The more compelling question, then, is not which course guarantees employment, but what combination of factors makes employment more likely. Evidence points to a blend of relevant knowledge, specialized skills, geographic flexibility, and problem-solving ability. Fields such as healthcare support, skilled trades, digital technology, and essential services currently show stronger demand, not because they are inherently superior, but because they align more closely with immediate societal needs. Even so, their advantage is temporary, subject to the same forces of change and saturation.
What, then, is the way forward? Scholars and policy analysts converge on a common recommendation: reform, not elimination. Curricula must evolve, integrating technology, entrepreneurship, and interdisciplinary learning. Governments must focus on creating jobs, not merely reshaping education. Transparency in labor market data can empower students to make informed choices. Above all, there must be recognition that employment is an ecosystem issue that is rooted in economic policy, infrastructure, governance, and innovation.

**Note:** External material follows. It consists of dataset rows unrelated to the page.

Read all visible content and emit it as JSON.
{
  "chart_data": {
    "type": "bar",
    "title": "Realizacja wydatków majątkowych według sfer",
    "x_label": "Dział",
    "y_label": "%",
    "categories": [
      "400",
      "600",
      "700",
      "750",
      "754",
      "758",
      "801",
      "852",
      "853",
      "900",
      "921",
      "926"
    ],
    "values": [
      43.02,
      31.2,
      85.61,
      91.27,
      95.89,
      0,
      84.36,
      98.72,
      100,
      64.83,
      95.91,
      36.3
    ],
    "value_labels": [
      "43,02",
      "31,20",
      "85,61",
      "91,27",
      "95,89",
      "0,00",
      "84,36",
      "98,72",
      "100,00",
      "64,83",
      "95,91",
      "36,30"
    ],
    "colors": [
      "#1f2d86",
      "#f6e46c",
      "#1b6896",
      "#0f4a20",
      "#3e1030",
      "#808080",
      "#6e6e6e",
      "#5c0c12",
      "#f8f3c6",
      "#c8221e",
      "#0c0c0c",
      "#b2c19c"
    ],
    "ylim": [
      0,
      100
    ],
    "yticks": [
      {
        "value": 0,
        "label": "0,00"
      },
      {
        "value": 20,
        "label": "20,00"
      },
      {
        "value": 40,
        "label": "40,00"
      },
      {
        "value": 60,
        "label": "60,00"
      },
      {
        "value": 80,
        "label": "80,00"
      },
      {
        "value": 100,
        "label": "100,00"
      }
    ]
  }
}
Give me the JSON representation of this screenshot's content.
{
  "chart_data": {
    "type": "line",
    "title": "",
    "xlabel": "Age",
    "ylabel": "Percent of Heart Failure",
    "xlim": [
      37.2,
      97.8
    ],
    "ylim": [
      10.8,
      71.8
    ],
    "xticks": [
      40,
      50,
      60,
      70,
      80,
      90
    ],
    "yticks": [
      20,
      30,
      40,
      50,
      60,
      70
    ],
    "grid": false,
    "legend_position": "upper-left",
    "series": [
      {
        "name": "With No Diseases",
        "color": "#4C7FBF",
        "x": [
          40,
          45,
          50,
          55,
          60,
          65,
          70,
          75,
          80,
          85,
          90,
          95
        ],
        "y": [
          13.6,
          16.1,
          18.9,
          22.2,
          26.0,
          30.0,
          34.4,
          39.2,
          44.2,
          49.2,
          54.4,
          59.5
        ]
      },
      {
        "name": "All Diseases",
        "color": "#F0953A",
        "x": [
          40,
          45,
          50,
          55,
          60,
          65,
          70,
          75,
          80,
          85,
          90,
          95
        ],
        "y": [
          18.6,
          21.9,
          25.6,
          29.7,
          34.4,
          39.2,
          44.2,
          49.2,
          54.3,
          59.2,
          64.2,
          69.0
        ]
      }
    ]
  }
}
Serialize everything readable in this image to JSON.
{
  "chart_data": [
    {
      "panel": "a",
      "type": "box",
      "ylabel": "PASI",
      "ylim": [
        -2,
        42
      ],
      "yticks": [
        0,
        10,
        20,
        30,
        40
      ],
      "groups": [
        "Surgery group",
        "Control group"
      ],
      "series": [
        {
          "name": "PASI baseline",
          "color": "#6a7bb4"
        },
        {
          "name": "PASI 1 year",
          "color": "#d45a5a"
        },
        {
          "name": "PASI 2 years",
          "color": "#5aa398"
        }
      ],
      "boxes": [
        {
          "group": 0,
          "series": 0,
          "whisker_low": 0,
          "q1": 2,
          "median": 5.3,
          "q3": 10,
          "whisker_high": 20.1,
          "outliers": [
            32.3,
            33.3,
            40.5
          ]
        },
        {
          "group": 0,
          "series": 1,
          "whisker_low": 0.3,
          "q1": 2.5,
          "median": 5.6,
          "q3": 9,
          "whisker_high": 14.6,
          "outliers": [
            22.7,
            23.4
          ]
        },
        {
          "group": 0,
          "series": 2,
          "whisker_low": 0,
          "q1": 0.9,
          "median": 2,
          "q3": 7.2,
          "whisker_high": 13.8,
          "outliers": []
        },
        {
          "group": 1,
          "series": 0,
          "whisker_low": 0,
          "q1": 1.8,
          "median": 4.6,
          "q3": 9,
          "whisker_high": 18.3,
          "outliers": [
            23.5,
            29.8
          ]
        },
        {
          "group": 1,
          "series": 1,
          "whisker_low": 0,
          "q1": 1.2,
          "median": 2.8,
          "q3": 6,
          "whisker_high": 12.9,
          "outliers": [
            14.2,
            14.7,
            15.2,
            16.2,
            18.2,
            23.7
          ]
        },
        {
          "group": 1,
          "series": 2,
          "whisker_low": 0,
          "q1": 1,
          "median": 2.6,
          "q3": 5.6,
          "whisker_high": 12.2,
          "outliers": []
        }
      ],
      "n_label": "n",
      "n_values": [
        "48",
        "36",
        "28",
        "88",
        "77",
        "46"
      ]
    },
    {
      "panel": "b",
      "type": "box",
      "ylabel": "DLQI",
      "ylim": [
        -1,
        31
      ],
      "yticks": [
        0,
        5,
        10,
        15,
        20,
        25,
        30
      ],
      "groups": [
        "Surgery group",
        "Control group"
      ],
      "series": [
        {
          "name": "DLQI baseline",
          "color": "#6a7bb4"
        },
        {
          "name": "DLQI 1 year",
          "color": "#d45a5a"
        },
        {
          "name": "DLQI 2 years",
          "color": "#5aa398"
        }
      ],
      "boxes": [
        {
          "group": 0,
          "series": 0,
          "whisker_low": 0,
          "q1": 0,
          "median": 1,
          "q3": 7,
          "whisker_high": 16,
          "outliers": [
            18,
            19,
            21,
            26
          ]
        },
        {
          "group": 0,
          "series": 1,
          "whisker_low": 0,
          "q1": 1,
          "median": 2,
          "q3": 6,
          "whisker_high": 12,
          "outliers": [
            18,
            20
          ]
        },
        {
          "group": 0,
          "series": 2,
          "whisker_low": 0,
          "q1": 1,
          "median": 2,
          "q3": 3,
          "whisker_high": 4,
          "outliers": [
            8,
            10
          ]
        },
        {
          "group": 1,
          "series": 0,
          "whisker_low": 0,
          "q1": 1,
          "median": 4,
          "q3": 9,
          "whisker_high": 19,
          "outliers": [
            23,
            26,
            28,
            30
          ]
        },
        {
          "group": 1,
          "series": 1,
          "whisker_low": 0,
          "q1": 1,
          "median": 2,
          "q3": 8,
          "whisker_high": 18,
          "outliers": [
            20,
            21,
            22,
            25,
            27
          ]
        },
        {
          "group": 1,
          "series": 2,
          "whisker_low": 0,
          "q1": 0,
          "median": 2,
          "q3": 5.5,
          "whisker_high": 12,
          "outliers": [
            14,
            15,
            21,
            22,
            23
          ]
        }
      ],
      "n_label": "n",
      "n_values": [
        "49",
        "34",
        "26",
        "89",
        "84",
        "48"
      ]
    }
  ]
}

The danger in scrapping courses lies not only in its immediate consequences such as displaced students, unemployed lecturers, intellectual gaps, but in its long-term implications. Societies need historians to preserve memory, sociologists to understand conflict, political scientists to design governance, and philosophers to interrogate ethics in an age of artificial intelligence. To erase these disciplines is to weaken the very foundation upon which sustainable development rests.
Finally, the truth remains both simple and profound: no course can make a person jobless-proof. What determines survival in the modern world is not the title of a degree, but the substance behind it, the ability to think, adapt, create, and solve problems. As the saying goes, it is not the course that feeds a person, but what the person can do with it. Reform the system, strengthen the economy, equip individuals with real skills, but do not burn the library in the hope of producing more coders.